Mehrere Menschen filmen nachts einen Dieb mit privaten Kameras. Das war zuletzt im Landkreis Augsburg der Fall. Für diejenigen, die den Unbekannten gefilmt hatten, war klar: Nachbarinnen und Bekannte informieren, Anzeige erstatten, dann muss die Polizei ermitteln. Eine Zeugin hatte sogar einen konkreten Verdacht geäußert. Doch so schnell ging es nicht und die Betroffenen äußerten Kritik an der Polizeiarbeit. In einem Fall schlich ein Unbekannter erfolglos über ein Grundstück, in die Garage kam er gar nicht rein. In einem anderen nahm ein Unbekannter zwei Flaschen Sekt mit. Als ein Geldbeutel aus einem unversperrten Auto gestohlen wurde, nahm die Polizei die Ermittlungen auf.
Mit gestohlenem E-Bike auf Beutezug durch Diedorf und Gessertshausen
Jetzt war ein Unbekannter auf Beutezug in Diedorf und Gessertshausen unterwegs. Er stahl ein E-Bike und fuhr damit durch die Orte, auf der Suche nach unverschlossenen Autos. Aus denen nahm er dann unter anderem Bargeld mit. Die Betroffenen hoffen, dass der Unbekannte schnell gefasst wird. Sie fühlen sich auf ihrem eigenen Grundstück nicht mehr so sicher und verlassen sich auf die Polizei. Die wiederum ist auf Zeugenaussagen angewiesen und ermittelt auch in diesem Fall.

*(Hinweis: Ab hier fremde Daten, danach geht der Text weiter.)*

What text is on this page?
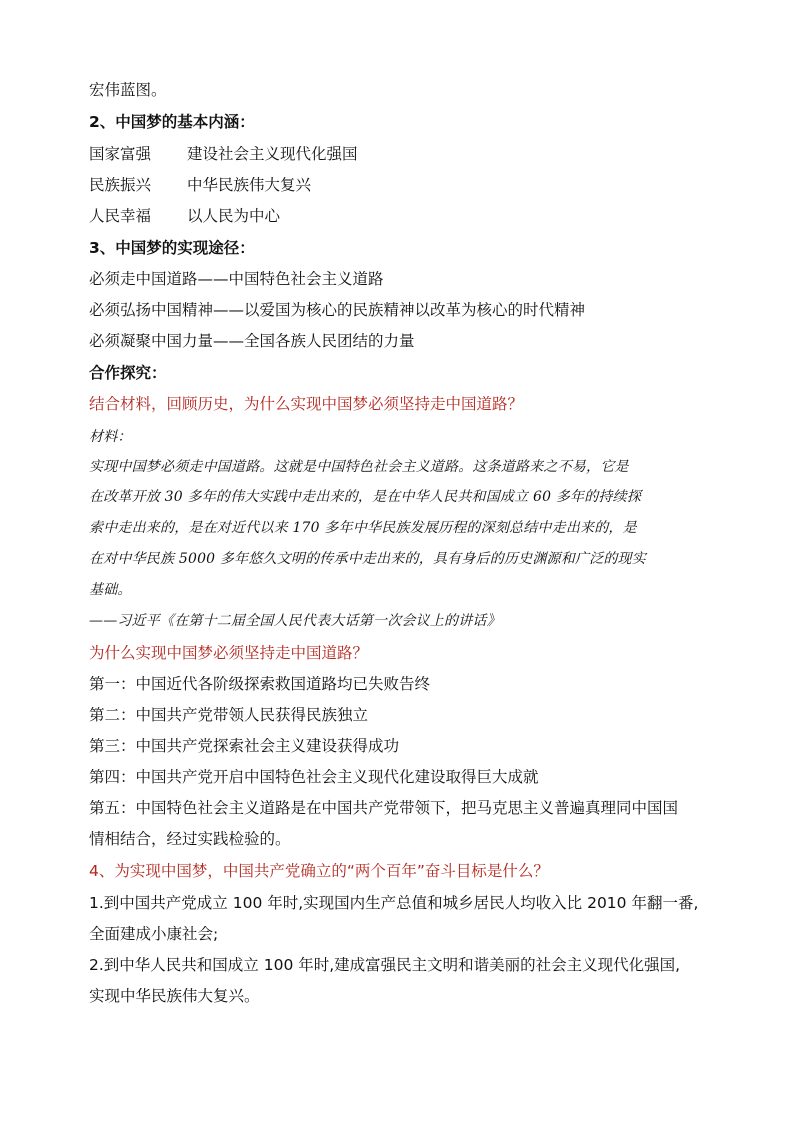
宏伟蓝图。
2、中国梦的基本内涵：
国家富强 建设社会主义现代化强国
民族振兴 中华民族伟大复兴
人民幸福 以人民为中心
3、中国梦的实现途径：
必须走中国道路——中国特色社会主义道路
必须弘扬中国精神——以爱国为核心的民族精神以改革为核心的时代精神
必须凝聚中国力量——全国各族人民团结的力量
合作探究：
结合材料，回顾历史，为什么实现中国梦必须坚持走中国道路？
材料：
实现中国梦必须走中国道路。这就是中国特色社会主义道路。这条道路来之不易，它是
在改革开放 30 多年的伟大实践中走出来的，是在中华人民共和国成立 60 多年的持续探
索中走出来的，是在对近代以来 170 多年中华民族发展历程的深刻总结中走出来的，是
在对中华民族 5000 多年悠久文明的传承中走出来的，具有身后的历史渊源和广泛的现实
基础。
——习近平《在第十二届全国人民代表大话第一次会议上的讲话》
为什么实现中国梦必须坚持走中国道路？
第一：中国近代各阶级探索救国道路均已失败告终
第二：中国共产党带领人民获得民族独立
第三：中国共产党探索社会主义建设获得成功
第四：中国共产党开启中国特色社会主义现代化建设取得巨大成就
第五：中国特色社会主义道路是在中国共产党带领下，把马克思主义普遍真理同中国国
情相结合，经过实践检验的。
4、为实现中国梦，中国共产党确立的“两个百年”奋斗目标是什么？
1.到中国共产党成立 100 年时,实现国内生产总值和城乡居民人均收入比 2010 年翻一番,
全面建成小康社会;
2.到中华人民共和国成立 100 年时,建成富强民主文明和谐美丽的社会主义现代化强国,
实现中华民族伟大复兴。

Privatkameras ersetzen keine Polizeiarbeit
Private Kameras ersetzen keine Polizeiarbeit – aber sie können sie unterstützen. Doch wenn die technische Unterstützung zu einer großen Erwartung und zur Unzufriedenheit mit der Polizei führt, entsteht schnell das Gefühl, dass man mit seinem Problem allein ist.
Und das ist der eigentliche Schaden.